“Tax doesn’t need to be taxing,” say HM Revenue & Customs. But it is. Take something as basic as whether you are liable to pay UK tax. This isn’t necessarily determined by where you were born, or where you currently live, but whether you are classified by HMRC as a “UK resident” or a “UK domicile” – two very different concepts.
A UK resident is taxed here on their worldwide, not just UK, income and capital gains, and there are a number of tests for residence. First off you are taxed on income and gains arising during the whole fiscal year – the current one started on 6 April 2008 and will end on 5 April 2009 – if you spend just half (183 days) or more of it in Britain. However, other tests for “ordinary residence” can also trap regular visitors who are careful to spend less than half of any single fiscal year here. For example, anyone who regularly averages three months or more here per fiscal year is potentially liable too.
For inheritance tax (IHT), however, HMRC focuses not on residence but on domicile – your permanent legal home.

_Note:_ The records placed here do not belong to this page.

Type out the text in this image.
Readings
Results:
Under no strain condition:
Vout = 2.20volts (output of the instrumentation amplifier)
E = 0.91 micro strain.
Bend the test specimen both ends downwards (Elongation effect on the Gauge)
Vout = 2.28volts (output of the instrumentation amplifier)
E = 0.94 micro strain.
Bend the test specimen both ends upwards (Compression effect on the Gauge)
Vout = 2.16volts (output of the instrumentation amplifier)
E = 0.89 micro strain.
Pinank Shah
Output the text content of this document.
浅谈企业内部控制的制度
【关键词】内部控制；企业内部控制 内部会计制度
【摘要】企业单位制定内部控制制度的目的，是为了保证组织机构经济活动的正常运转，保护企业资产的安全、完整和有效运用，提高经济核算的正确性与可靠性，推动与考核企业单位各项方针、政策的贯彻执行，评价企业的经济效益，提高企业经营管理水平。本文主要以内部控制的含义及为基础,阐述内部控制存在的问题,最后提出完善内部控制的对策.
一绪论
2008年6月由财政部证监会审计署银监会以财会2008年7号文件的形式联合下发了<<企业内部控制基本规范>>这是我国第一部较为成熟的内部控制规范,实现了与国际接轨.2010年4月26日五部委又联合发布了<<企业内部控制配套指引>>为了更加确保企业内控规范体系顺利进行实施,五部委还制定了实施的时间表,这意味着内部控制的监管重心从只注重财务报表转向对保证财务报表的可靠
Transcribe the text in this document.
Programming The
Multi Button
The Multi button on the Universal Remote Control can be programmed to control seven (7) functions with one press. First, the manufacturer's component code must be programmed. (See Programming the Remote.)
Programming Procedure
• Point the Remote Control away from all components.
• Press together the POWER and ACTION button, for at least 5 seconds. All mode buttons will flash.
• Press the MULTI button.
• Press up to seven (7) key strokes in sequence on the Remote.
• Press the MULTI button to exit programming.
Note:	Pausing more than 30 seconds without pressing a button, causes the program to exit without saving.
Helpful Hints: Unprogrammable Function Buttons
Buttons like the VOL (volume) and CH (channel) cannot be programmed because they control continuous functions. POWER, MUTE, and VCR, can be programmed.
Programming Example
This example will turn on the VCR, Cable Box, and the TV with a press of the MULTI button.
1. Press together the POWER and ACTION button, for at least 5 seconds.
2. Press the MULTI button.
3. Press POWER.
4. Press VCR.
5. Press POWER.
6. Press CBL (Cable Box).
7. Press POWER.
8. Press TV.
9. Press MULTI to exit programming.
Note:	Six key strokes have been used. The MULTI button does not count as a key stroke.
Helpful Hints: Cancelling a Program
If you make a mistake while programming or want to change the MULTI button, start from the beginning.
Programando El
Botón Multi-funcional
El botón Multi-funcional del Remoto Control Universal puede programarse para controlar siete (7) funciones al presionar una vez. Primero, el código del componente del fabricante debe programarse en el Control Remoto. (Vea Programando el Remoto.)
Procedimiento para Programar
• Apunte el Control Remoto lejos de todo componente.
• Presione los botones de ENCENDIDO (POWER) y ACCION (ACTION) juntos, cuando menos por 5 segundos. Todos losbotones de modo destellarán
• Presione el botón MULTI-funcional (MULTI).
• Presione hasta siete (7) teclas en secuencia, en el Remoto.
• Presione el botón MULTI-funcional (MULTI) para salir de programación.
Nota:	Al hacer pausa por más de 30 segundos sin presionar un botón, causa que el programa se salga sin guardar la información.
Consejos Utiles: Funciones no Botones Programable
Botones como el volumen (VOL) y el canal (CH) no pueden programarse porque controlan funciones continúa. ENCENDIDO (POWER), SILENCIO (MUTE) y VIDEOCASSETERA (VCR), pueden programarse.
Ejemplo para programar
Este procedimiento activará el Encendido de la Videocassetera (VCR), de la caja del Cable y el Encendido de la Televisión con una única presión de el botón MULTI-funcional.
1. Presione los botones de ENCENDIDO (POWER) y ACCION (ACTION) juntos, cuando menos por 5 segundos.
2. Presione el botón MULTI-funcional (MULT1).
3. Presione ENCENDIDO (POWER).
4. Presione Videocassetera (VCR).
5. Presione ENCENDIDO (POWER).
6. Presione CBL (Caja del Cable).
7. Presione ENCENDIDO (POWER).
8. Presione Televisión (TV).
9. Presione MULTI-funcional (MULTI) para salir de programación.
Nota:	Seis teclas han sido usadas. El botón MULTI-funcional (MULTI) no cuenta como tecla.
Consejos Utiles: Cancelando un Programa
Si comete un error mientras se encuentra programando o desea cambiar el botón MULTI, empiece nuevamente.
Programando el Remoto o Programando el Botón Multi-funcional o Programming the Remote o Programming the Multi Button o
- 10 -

If it’s the UK you pay IHT on your worldwide assets on death irrespective of where they, you, or your heirs are located at the time. The rules that determine UK domicile are complex but there are some basic principles. If you were born here or if your father has UK domicile, you usually start out with UK domicile yourself. This can be changed later if, say, you move abroad, but it can take years to fully shake off UK domicile.
In general, anyone who is resident in Britain but not domiciled here only pays income tax and capital-gains tax on income and gains generated overseas if they remit the income and gains back to Britain. However, under new legislation this changes after seven years of residence. Then a “non dom” can choose either to pay taxes in the same way as those domiciled in the UK, or to pay an annual fee of £30,000 to the British government to avoid doing so.